BUKAN WARGA : Sekitar 50-an peserta forum sarasehan yang digelar di kompleks situs “Sela Gilanglipuro”, Desa Gilangharjo, Kecamatan Pandak, Bantul (DIY) selain 30-an orang rombongan yang dibawa Gusti Moeng dari Kraton Mataram Surakarta, ternyata bukan warga sekitar prasasti. (foto : iMNews.id/Won Poerwono)

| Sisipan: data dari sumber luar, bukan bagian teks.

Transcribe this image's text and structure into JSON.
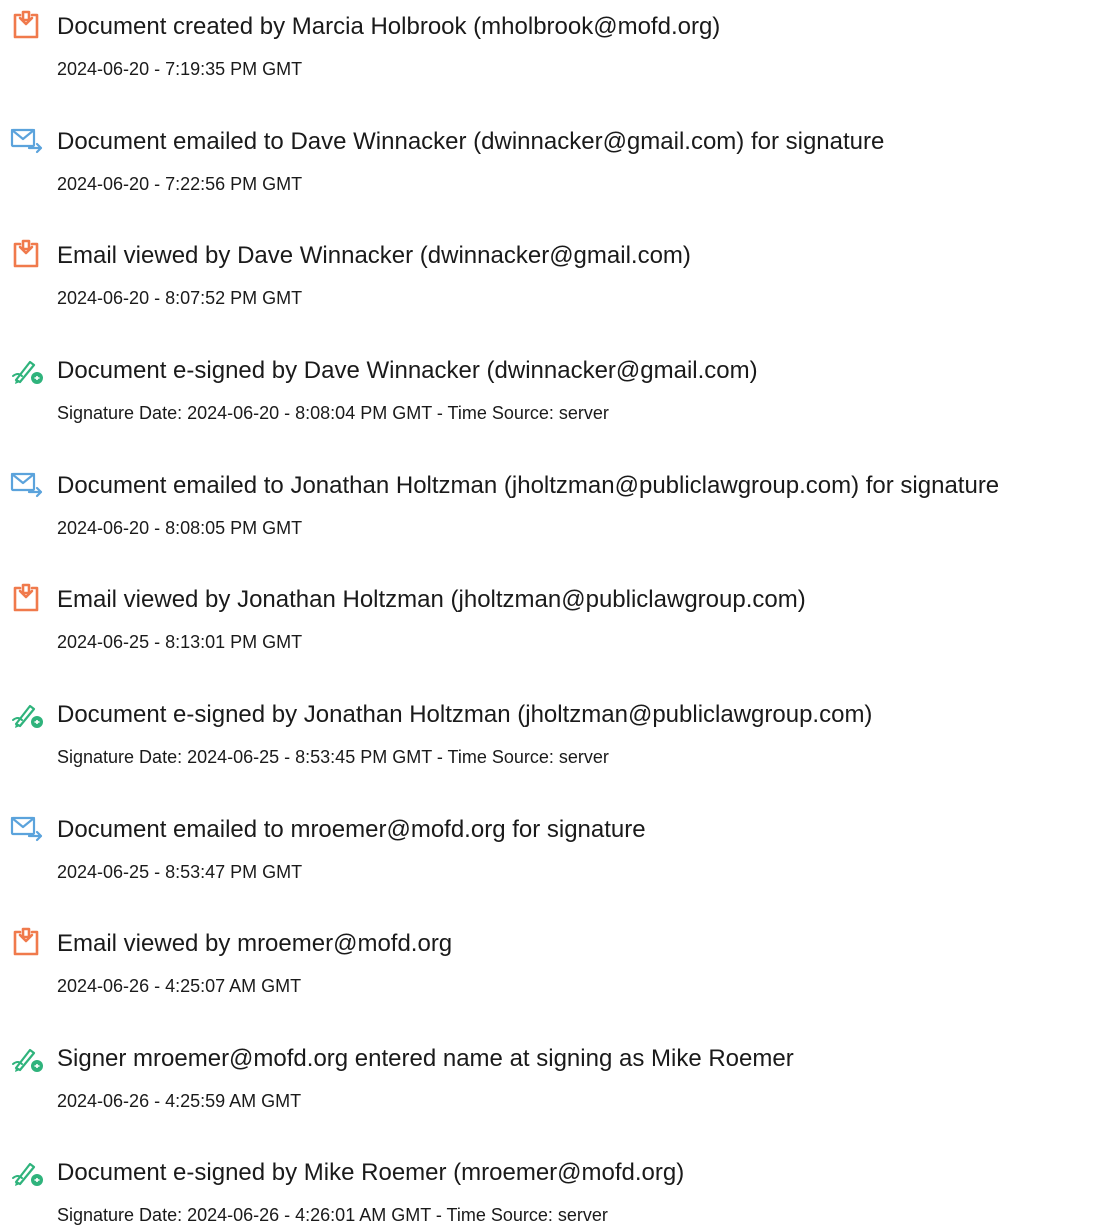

“Selain itu, melalui upacara adat ini mudah-mudahan kelak memberi manfaat secara luas, utamanya meningkatkan kesejahteraan masyarakat secara ekonomi, bagi setempat dan masyarakat Bantul pada umumnya. Tapi, masyarakat luas perlu tahu, objek apa yang ada di sini, dan bagaimana hubungannya dengan Mataram yang masih ada sampai kini”.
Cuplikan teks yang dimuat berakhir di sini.